We now define a loss function, {L:X\times A \rightarrow \mathbb{R}}. To make things easy, suppose we bet 1 cent every time. Then our loss is {1} cent every time we guess wrong and {-2} cents if we guess right. Because of the awkwardness of thinking in terms of loss (i.e. a negative loss is a gain) we will just invert it and use a utility function in this case which measures gains. Thus {U=-1} when we guess wrong and {U=2} when we guess right. Notationally, suppose {F: X\rightarrow A} is the function that tells us the outcome of each flip. Explicitly,

\displaystyle U(x_i, \delta(x_i)) = \begin{cases} -1 \ \text{if} \ F(x_i) \neq \delta(x_i) \\ 2 \ \text{if} \ F(x_i) = \delta(x_i) \end{cases}

The last thing we need is the risk involved. The risk is just the expected value of the loss function (or the negative of the expected value of the utility). Suppose our decision function is to pick {0} every time. Then our expected utility is just {100(1/2(-1)+1/2(2))=50}. This makes sense, because half the time we expect to lose and half we expect to win. But we double our money on a win, so we expect a net gain. Thus our risk is {-50}, i.e. there is no risk involved in playing this way!
This is a weird example, because in the real world we have to make our risk function up and it does not usually have negative expected value, i.e. there is almost always real risk in a decision. Also, our typical risk will still be a function. It is only because everything is discrete that some concepts have been combined which will need to be pulled apart later.

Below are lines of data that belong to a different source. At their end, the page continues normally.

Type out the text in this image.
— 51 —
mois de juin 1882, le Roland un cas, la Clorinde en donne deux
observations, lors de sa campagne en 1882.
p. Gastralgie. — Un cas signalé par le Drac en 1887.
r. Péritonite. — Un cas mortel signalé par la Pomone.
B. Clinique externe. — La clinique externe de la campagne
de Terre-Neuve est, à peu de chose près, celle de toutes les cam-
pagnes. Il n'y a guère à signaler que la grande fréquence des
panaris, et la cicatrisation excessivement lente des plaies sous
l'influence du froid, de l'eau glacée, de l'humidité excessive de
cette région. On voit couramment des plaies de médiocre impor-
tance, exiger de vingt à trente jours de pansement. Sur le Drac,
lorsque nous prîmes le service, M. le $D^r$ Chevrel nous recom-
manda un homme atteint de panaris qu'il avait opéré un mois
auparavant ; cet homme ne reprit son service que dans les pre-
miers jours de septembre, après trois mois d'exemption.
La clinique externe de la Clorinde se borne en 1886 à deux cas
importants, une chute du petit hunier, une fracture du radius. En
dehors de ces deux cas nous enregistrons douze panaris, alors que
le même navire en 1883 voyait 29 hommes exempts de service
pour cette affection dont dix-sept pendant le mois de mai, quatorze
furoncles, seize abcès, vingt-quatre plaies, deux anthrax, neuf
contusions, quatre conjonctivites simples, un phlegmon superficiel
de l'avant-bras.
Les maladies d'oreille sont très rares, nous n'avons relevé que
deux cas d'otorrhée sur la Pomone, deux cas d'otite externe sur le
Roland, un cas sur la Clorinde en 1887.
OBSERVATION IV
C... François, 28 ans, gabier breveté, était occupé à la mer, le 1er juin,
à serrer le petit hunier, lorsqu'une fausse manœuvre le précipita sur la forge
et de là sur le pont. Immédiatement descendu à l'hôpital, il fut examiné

The other reason this is weird is that even though there are {2^{10}} different decision functions, they all have the same risk because of the symmetry and independence of everything. In general, each decision function will give a different risk, and they are ordered by this risk. Any minimum risk decision function is called “admissible” and it corresponds to making a rational decision.

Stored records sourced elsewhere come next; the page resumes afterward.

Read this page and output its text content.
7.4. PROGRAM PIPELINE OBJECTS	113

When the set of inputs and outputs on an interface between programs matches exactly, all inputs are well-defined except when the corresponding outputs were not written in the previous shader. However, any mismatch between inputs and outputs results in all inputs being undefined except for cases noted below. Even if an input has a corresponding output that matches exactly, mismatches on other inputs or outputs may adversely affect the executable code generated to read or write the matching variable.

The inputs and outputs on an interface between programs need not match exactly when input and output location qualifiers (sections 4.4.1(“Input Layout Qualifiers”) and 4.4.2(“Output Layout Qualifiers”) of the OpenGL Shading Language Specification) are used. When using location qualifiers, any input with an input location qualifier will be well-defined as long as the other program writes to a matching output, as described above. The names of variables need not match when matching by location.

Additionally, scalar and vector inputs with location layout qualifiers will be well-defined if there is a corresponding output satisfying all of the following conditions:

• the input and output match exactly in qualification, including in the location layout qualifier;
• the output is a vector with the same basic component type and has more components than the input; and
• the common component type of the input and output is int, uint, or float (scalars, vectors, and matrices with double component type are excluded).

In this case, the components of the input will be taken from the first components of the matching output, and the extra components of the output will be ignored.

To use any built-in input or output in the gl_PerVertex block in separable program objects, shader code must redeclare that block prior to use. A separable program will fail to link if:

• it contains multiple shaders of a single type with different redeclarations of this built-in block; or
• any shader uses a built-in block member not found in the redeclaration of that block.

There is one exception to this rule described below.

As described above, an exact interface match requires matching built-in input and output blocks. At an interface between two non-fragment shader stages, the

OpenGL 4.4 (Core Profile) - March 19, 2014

I want to point out that if you have the most rudimentary programming skills, then you don’t have to know anything about probability, statistics, or expected values to figure these things out in these simple toy examples. Let’s write a program to check our answer (note that you could write a much simpler program which is only about 5 lines, has no functions, etc to do this):

import random
import numpy as np
import pylab

def flip():
    return random.randint(0,1)

def simulate(money, bet, choice, length):
    for i in range(length):
        tmp = flip()
        if choice == tmp:
            money += 2*bet
            money -= bet
    return money

results = []
for i in range(1000):
    results.append(simulate(10, 1, 0, 100))

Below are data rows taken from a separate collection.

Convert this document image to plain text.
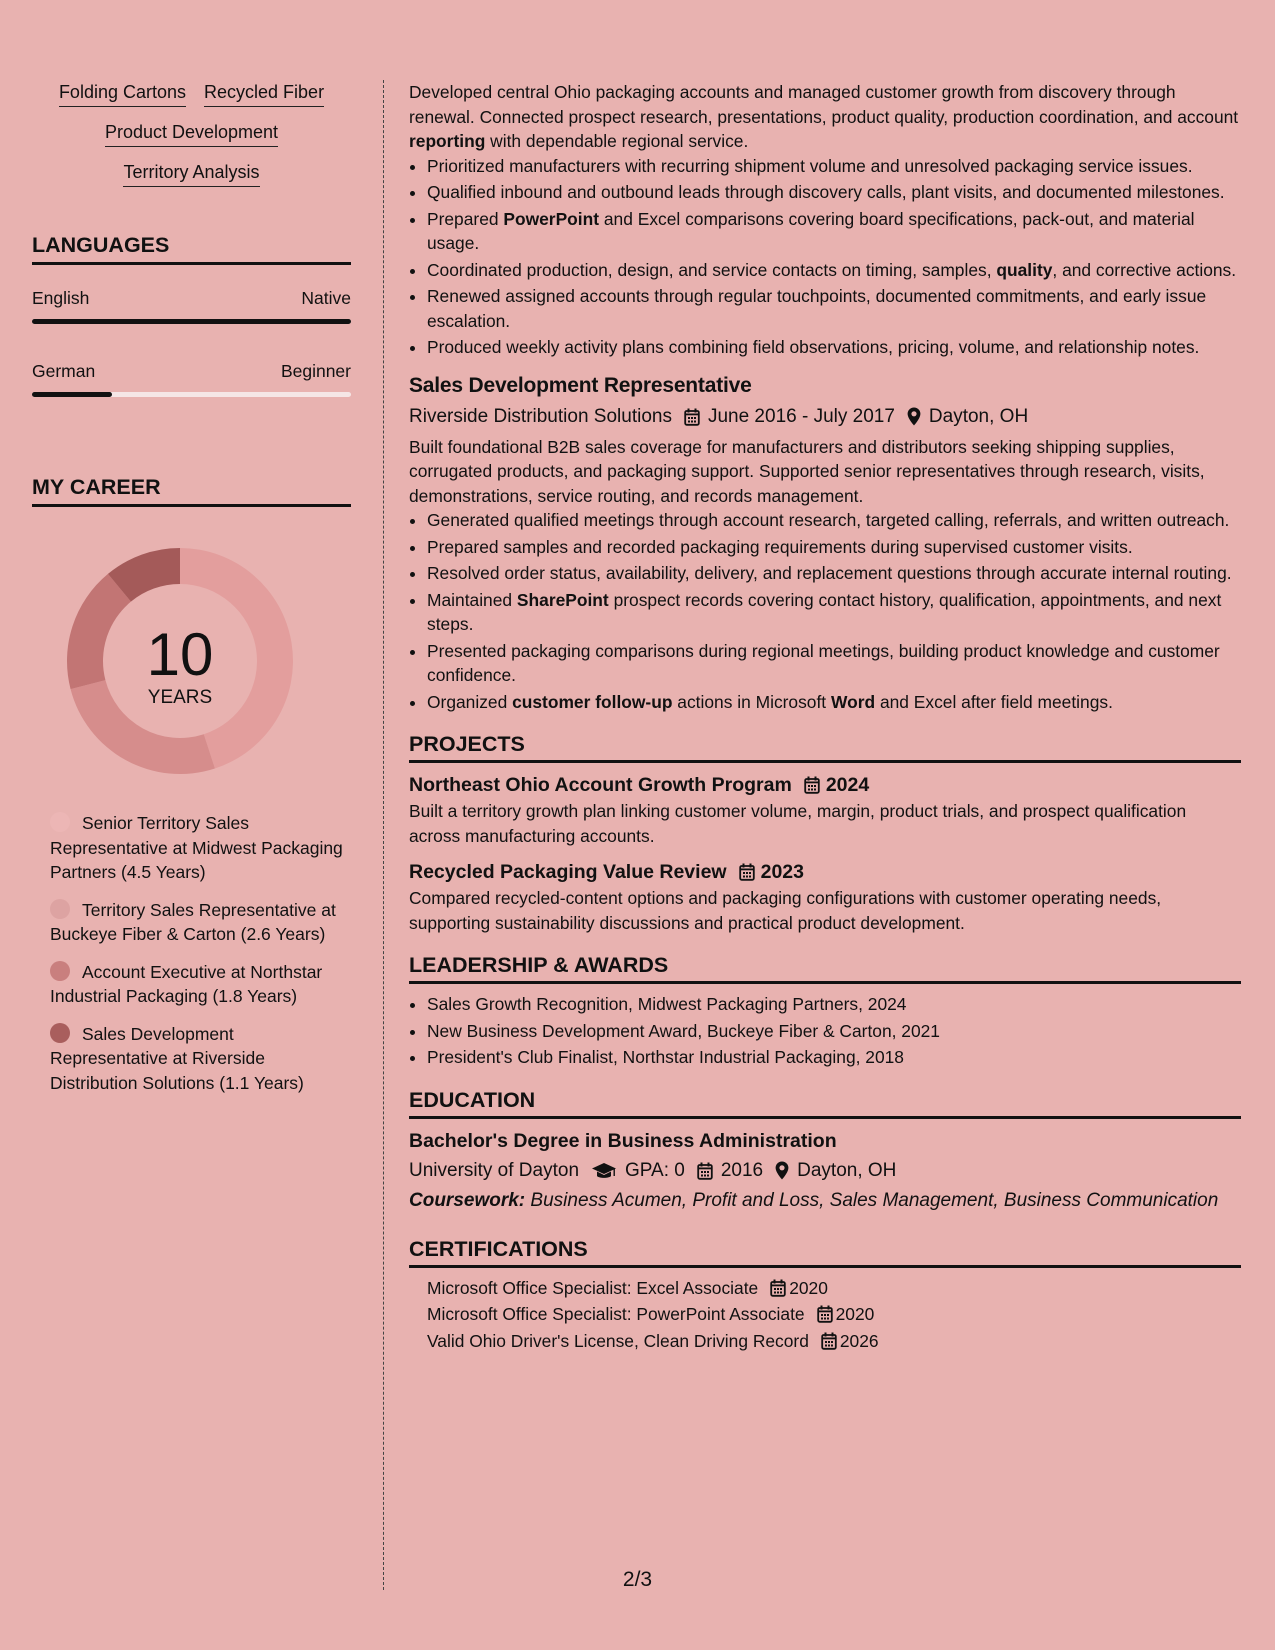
Folding Cartons Recycled Fiber
Product Development
Territory Analysis
LANGUAGES
English	Native
German	Beginner
MY CAREER
10
YEARS
Senior Territory Sales Representative at Midwest Packaging Partners (4.5 Years)
Territory Sales Representative at Buckeye Fiber & Carton (2.6 Years)
Account Executive at Northstar Industrial Packaging (1.8 Years)
Sales Development Representative at Riverside Distribution Solutions (1.1 Years)

Developed central Ohio packaging accounts and managed customer growth from discovery through renewal. Connected prospect research, presentations, product quality, production coordination, and account reporting with dependable regional service.

• Prioritized manufacturers with recurring shipment volume and unresolved packaging service issues.
• Qualified inbound and outbound leads through discovery calls, plant visits, and documented milestones.
• Prepared PowerPoint and Excel comparisons covering board specifications, pack-out, and material usage.
• Coordinated production, design, and service contacts on timing, samples, quality, and corrective actions.
• Renewed assigned accounts through regular touchpoints, documented commitments, and early issue escalation.
• Produced weekly activity plans combining field observations, pricing, volume, and relationship notes.
Sales Development Representative
Riverside Distribution Solutions June 2016 - July 2017 Dayton, OH

Built foundational B2B sales coverage for manufacturers and distributors seeking shipping supplies, corrugated products, and packaging support. Supported senior representatives through research, visits, demonstrations, service routing, and records management.

• Generated qualified meetings through account research, targeted calling, referrals, and written outreach.
• Prepared samples and recorded packaging requirements during supervised customer visits.
• Resolved order status, availability, delivery, and replacement questions through accurate internal routing.
• Maintained SharePoint prospect records covering contact history, qualification, appointments, and next steps.
• Presented packaging comparisons during regional meetings, building product knowledge and customer confidence.
• Organized customer follow-up actions in Microsoft Word and Excel after field meetings.
PROJECTS
Northeast Ohio Account Growth Program 2024

Built a territory growth plan linking customer volume, margin, product trials, and prospect qualification across manufacturing accounts.

Recycled Packaging Value Review 2023

Compared recycled-content options and packaging configurations with customer operating needs, supporting sustainability discussions and practical product development.

LEADERSHIP & AWARDS
• Sales Growth Recognition, Midwest Packaging Partners, 2024
• New Business Development Award, Buckeye Fiber & Carton, 2021
• President's Club Finalist, Northstar Industrial Packaging, 2018
EDUCATION
Bachelor's Degree in Business Administration
University of Dayton GPA: 0 2016 Dayton, OH

Coursework: Business Acumen, Profit and Loss, Sales Management, Business Communication

CERTIFICATIONS
Microsoft Office Specialist: Excel Associate 2020
Microsoft Office Specialist: PowerPoint Associate 2020
Valid Ohio Driver's License, Clean Driving Record 2026
2/3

pylab.title('Coin Experiment Results')
pylab.xlabel('Trial Number')
pylab.ylabel('Money at the End of the Trial')

print np.mean(results)

This python program runs the given scenario 1000 times. You start with 10 cents. You play the betting game with 100 flips. We expect to end with 60 cents at the end (we start with 10 and have an expected gain of 50). The plot shows that sometimes we end with way more, and sometimes we end with way less (in these 1000 we never end with less than we started with, but note that is a real possibility, just highly unlikely):


It clearly hovers around 60. The program then spits out the average after 1000 simulations and we get 60.465. If we run the program a bunch of times we get the same type of thing over and over, so we can be reasonably certain that our above analysis was correct (supposing a frequentist view of probability it is by definition correct).

Eventually we will want to jump this up to continuous variables. This means doing an integral to get the expected value. We will also want to base our decision on data we observe, i.e. inform our decisions instead of just deciding on what to do ahead of time and then plugging our ears, closing our eyes, and yelling, “La, la, la, I can’t see what’s happening.” When we update our decision as the actions happen it will just update our probability distributions and turn it into a Bayesian decision theory problem.

So you have that to look forward to. Plus some fun programming/pictures should be in the future where we actually do the experiment to see if it agrees with our analysis.